The Evidence of Slavery in Ghana is Undeniable

The evidence of Slavery in Ghana is undeniable Another 17 children have been rescued from hazardous forced labour on Lake Volta by Challenging Heights. The Ghanaian NGO returned to the Lake following the successful rescue of 21 trafficked children in October.

Their experiences add to the mounting and irrefutable evidence that slavery continues to be practiced in Ghana in the 21st Century. We know that:

• children are exchanged for money or given as bonded labour to pay off a debt;

• Children are transported to places they have no hope of returning home from by themselves;

• Children are handed over by parents who genuinely expect them to return after a few years, whilst traffickers take great pains to make sure they are never seen or heard of again;

• Children are told they are going to a secure life of opportunity, when in fact they are physically and emotionally abused, neglected and starved, and denied an education and even their most basic rights;

• Children are forced to do hazardous labour that is detrimental to their health;

• Children often die from the dangerous work they do and abuse they suffer. Those familiar with our country’s history will recognize these stories. You can hear similar ones every day from the guides who show visitors around slave castles in Cape Coast and Elmina.

They are the experiences of our ancestors. But they are also the experiences of thousands of children in our country today. Historic slavery may have ended, but modern slavery is very much alive in Ghana (as it is in many other countries around the world). People may not be transported across the seas in chains anymore, but the lives of trafficked children who become the property of “masters” are no different.

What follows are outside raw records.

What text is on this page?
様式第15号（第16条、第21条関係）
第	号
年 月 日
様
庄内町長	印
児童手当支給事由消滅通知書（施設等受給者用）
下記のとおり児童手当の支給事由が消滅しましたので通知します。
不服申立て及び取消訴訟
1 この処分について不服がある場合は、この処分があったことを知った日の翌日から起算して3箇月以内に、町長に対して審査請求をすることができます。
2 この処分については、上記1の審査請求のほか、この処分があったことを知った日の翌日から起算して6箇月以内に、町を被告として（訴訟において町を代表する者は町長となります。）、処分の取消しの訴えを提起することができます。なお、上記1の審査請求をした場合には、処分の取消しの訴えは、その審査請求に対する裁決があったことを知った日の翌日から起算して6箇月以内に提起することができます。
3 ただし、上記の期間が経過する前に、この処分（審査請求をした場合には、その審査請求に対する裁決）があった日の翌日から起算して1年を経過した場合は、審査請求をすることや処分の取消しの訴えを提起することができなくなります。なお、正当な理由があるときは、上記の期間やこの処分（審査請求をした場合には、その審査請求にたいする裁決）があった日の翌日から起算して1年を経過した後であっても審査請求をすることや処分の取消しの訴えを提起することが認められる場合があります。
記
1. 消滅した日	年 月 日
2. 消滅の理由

Cape Coast Castle carries a marble plaque with the words “In Everlasting Memory of the anguish of our ancestors. May those who die rest in peace. May those who return find their roots. May humanity never again perpetrate such injustices against humanity. We, the living, vow to uphold this”. Yet a Government of Ghana ILO/IPEC report in 2013 estimated that there are 49,000 children working on Lake Volta alone, 21,000 in hazardous labour. This is not counting those trapped in domestic servitude or sexual exploitation and those in forced labour in mining or agriculture, which the Global Slavery Index estimates exceeds 190,000. So it appears that we have forgotten, and that we, the living, are failing to uphold a noble promise made in the shadow of our dark history.

2015 must be the year that this ends. We can only solve the problem if we first acknowledge it exists. When children are sold, trafficked, denied their freedom and forced to work for no pay then they are slaves. Let us not deny that this evil exists, but rather confront it so that we can eliminate it.

This will need committed action from all sectors of society. Every citizen needs to be vigilant for signs that children are being exploited. Every police officer should diligently check all vehicles for potentially trafficked children. Every faith and community leader should speak out and warn families of the dangers that face children who are sent away to work. If a child is seen outside of school during normal lesson hours – be it working in someone’s home or out on the street – then we must all recognise it as a sign that something is wrong and seek to intervene.

Our children are our future and to deny any one of them their inalienable rights to freedom, education and opportunity is a betrayal of our nation’s founding principles. Let us therefore seize the opportunity that a New Year grants us to each commit to ending slavery in Ghana forever, and secure freedom and justice for all.